服部産業医事務所の活動

今更ながらに健康診断について語る⑤

こんにちは、保健師の山本です。
「健康診断」シリーズも5回目ですが、今回からは健康診断に関するちょっとした小ネタ、いわゆる健康診断あるあるについてお話ししたいと思います。
※何回になるかは不明です(笑)
健康診断あるある第1段は、「採血の時気分が悪くなるのはなぜ?」です。
実は私が某病院の外来で働いていた時に、採血した方が倒れたことがあります。
採血真っ最中に後ろ向きに倒れられたので、それはもう後が色々大変でした。
では、どうしてなのか見ていきましょう。

1.健診の採血で「貧血」?
針を刺し、痛みを伴うことから苦手とする方が多い「採血」。
この採血中に、自分の血が抜かれていく様子を見て、倒れてしまう人がいます。
そんな時よく「貧血を起こして倒れた」と言いますが、しかし本当に、血液検査の採血程度で貧血を起こすようなことはあり得るのでしょうか。

実は血液検査で採取する血液の量はわずか2~3mlです。ティースプーンで2~3杯の量ですので、この程度で貧血が起きるようなことはありません。
ですから、この倒れてしまう症状は、貧血症状ではなく別のことが原因と考えられます。

2.採血後のふらふらの原因は
血液を採取するにはほんの数秒しかかかりませんが、注射が怖い人や、血を見るのが苦手な人にとっては、とても長い時間に感じられるのではないでしょうか。
では、なぜ採血時にこのようなトラブルが起こるのでしょう。

針が皮膚に刺さることでの痛み・恐怖等のストレスから、迷走神経(心拍を遅くし、血管の緊張を緩める神経)が緊張状態になることから引き起こされる、「血管迷走神経反射(VVR)」がその原因です。
これはいわゆる失神のこと。
この反射により血管が拡張し、一時的に循環血液量が低下するため、手足や脳へ十分な血液が送られなくなり、その結果、立ちくらみ・めまい・冷や汗・手足の痺れ・顔面蒼白・悪心・嘔吐といった症状が起こるのです。
ほとんどの場合は数分で意識を取り戻しますので、後遺症が残るようなことはありません。

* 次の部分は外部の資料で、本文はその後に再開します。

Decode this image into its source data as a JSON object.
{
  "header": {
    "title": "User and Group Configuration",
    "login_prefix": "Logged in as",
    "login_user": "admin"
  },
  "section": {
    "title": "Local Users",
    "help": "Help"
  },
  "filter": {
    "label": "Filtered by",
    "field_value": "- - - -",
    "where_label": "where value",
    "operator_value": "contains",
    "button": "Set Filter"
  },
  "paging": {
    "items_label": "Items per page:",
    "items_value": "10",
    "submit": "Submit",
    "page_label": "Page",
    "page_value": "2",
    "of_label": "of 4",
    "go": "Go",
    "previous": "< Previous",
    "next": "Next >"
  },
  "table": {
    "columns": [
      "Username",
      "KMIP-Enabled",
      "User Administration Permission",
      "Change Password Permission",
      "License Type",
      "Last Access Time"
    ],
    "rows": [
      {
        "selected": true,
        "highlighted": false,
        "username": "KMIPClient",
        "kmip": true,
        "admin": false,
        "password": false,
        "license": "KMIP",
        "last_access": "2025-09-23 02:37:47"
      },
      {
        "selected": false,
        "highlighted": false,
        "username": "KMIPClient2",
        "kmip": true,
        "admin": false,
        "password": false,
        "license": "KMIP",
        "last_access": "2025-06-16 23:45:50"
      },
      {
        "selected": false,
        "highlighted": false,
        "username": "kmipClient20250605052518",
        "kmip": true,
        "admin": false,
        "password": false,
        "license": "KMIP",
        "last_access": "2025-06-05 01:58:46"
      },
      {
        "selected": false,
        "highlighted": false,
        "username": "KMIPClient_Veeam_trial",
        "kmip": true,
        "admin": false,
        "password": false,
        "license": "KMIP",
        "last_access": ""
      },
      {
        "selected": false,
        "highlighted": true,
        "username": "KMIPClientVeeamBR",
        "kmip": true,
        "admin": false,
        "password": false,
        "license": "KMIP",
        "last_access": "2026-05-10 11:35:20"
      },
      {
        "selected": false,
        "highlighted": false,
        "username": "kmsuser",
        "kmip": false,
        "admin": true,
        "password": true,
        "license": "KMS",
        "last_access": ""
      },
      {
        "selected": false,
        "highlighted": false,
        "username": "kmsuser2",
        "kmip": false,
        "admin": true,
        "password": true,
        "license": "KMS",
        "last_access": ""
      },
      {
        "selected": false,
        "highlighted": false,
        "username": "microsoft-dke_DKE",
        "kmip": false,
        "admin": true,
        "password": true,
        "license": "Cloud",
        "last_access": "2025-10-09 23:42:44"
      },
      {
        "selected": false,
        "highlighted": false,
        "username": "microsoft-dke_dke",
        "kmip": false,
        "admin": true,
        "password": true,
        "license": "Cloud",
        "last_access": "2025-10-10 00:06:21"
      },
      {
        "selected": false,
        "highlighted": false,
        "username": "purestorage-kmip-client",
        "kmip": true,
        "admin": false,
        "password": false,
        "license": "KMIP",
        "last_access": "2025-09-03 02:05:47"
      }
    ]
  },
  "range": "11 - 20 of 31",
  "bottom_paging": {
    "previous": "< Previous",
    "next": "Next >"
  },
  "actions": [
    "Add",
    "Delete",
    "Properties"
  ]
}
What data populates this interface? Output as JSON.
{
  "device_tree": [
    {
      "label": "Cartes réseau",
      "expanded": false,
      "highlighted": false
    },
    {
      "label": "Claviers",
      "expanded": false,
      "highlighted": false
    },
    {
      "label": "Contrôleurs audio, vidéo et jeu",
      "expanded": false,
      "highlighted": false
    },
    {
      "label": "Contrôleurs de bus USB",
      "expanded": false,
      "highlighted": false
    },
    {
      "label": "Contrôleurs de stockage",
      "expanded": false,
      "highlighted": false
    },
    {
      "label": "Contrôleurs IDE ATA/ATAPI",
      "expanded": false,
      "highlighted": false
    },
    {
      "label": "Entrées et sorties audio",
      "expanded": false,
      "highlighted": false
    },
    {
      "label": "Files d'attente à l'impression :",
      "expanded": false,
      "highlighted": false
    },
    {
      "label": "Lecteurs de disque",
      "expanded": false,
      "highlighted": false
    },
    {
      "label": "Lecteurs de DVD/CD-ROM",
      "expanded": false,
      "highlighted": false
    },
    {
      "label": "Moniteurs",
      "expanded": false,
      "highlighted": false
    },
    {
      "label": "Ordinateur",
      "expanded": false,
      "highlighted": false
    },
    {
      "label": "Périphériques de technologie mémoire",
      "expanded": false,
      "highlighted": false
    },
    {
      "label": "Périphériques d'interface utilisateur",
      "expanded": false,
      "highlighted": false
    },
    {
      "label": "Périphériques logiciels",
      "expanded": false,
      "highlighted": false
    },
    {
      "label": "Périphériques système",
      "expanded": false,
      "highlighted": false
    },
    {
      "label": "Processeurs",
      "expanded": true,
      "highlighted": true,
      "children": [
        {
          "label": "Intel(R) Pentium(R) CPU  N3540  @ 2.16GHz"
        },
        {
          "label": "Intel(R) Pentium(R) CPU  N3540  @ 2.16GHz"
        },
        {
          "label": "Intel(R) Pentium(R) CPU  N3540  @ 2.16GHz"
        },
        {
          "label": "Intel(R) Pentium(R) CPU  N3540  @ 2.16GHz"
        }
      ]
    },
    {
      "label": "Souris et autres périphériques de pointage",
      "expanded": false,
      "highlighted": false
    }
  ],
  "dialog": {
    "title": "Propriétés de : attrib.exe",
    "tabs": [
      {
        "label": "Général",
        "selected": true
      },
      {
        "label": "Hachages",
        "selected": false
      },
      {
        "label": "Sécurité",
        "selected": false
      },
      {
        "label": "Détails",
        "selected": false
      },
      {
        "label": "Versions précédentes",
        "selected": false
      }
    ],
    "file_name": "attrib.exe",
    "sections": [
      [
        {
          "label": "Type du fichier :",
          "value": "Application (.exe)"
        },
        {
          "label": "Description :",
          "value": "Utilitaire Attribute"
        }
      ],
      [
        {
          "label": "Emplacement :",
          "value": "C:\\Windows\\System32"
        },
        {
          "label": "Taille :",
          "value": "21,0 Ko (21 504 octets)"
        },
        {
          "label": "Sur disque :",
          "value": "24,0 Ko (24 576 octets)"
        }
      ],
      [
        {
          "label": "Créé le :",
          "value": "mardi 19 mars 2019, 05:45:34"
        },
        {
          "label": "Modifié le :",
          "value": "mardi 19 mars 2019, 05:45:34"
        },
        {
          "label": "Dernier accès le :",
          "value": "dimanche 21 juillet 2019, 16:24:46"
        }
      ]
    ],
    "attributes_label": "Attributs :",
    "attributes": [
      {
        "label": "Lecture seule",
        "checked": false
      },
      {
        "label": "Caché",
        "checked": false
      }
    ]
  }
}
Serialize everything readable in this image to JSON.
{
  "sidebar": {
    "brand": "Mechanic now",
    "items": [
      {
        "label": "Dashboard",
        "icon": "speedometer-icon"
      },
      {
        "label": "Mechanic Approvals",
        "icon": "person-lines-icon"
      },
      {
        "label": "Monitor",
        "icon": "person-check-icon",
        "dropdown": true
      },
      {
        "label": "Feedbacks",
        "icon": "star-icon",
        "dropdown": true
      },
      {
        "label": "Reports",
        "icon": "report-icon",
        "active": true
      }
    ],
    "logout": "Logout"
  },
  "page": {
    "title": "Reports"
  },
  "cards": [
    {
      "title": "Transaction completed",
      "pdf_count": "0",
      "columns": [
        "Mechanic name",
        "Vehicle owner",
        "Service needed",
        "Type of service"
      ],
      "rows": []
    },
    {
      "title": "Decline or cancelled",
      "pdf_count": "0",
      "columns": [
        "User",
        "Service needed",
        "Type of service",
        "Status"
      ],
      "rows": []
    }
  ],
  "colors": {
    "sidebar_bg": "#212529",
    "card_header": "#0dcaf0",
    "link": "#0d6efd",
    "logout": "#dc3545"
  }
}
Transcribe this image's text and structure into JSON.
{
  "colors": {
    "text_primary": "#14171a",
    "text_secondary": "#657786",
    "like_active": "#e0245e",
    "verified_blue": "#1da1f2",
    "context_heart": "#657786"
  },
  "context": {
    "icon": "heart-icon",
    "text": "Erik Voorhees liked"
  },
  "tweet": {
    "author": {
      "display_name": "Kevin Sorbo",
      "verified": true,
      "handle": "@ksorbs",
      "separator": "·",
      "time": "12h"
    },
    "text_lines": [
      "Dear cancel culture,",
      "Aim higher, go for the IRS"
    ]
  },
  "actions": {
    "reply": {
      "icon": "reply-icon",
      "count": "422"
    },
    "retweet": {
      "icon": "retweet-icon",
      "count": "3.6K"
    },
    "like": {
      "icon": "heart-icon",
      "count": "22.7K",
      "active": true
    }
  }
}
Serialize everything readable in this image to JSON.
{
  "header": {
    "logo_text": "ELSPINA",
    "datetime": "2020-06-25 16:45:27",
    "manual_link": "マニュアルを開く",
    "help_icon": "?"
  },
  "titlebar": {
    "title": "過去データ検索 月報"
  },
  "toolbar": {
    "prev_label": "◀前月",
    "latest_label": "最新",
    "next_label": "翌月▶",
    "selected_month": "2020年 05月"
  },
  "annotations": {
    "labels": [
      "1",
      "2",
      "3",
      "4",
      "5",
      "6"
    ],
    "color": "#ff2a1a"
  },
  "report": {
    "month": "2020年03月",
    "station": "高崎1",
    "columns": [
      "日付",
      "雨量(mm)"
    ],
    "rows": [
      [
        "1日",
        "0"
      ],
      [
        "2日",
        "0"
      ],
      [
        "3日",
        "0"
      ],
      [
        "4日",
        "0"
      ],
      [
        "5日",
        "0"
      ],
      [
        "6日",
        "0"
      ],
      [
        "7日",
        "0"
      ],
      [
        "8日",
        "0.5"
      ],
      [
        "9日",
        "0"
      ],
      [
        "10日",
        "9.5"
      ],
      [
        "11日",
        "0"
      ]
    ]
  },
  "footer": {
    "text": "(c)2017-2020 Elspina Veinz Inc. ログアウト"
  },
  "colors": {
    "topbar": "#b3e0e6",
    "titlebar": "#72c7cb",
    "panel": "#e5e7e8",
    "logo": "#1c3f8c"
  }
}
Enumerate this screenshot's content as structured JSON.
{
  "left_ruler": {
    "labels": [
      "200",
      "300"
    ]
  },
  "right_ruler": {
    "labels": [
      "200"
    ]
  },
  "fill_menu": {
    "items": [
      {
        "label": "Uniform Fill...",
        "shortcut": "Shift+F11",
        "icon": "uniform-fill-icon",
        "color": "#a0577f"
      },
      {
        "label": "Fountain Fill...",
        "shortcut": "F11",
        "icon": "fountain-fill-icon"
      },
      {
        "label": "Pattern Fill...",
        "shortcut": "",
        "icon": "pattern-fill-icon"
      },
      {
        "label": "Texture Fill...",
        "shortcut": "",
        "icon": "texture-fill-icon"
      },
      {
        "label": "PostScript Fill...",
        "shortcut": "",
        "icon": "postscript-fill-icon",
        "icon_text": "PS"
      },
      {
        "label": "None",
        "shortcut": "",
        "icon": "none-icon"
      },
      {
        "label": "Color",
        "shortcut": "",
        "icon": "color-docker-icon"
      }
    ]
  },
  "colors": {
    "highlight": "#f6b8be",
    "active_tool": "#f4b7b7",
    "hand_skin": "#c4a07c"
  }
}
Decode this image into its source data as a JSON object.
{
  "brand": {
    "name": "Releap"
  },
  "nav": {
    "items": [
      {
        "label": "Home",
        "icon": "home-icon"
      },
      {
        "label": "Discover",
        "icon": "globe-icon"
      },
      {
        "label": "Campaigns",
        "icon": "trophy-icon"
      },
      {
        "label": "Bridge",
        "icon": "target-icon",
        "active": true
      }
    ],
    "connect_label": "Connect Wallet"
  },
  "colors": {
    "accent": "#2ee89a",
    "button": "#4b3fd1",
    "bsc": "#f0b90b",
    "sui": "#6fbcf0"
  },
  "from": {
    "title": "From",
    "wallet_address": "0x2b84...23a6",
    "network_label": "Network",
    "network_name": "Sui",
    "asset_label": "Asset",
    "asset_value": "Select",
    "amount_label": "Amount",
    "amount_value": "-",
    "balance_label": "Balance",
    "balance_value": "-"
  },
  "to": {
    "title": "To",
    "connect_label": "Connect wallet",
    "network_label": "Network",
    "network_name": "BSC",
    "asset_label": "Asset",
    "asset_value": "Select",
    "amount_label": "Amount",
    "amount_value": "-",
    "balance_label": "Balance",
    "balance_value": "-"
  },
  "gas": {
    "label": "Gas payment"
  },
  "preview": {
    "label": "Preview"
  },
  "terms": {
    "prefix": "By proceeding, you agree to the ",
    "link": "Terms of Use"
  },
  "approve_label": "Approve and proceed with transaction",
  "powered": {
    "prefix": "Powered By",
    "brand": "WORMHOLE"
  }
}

血管迷走神経反射は、長時間立つ・座るなどしたときに表れやすいという特徴があり、ビックリした時や、排便、お酒、ストレスが引き金になる場合も多いです。
例えば、お酒を飲んだ後にトイレで用を足し、そのまま気絶してしまうというのも血管迷走神経反射です。

3.採血の前にして欲しいこと
血管迷走神経反射そのものは危険な病気ではありません。
しかし意識を失って倒れると、頭を打つなどケガをする恐れがあるので注意が必要です。
採血で倒れた経験のある人は、事前に医師や看護師にその旨を伝えておきましょう。 通常は座って行いますが、このような人は診察台の上に寝かせて採血してくれます。

また、血管迷走神経反射は一生治らないわけではなく、年をとると自然に改善されることが多いので、あまり深刻に考えないようにしましょう。

苦手な方にとっては、本当に嫌な検査だという採血。
しかし、血液からしか分からない身体の情報もあり、この結果によって、初めて病気が見つかることもあります。
毎年の健康診断が憂鬱だという方も、最低年に1回は、きちんと採血を受けましょう。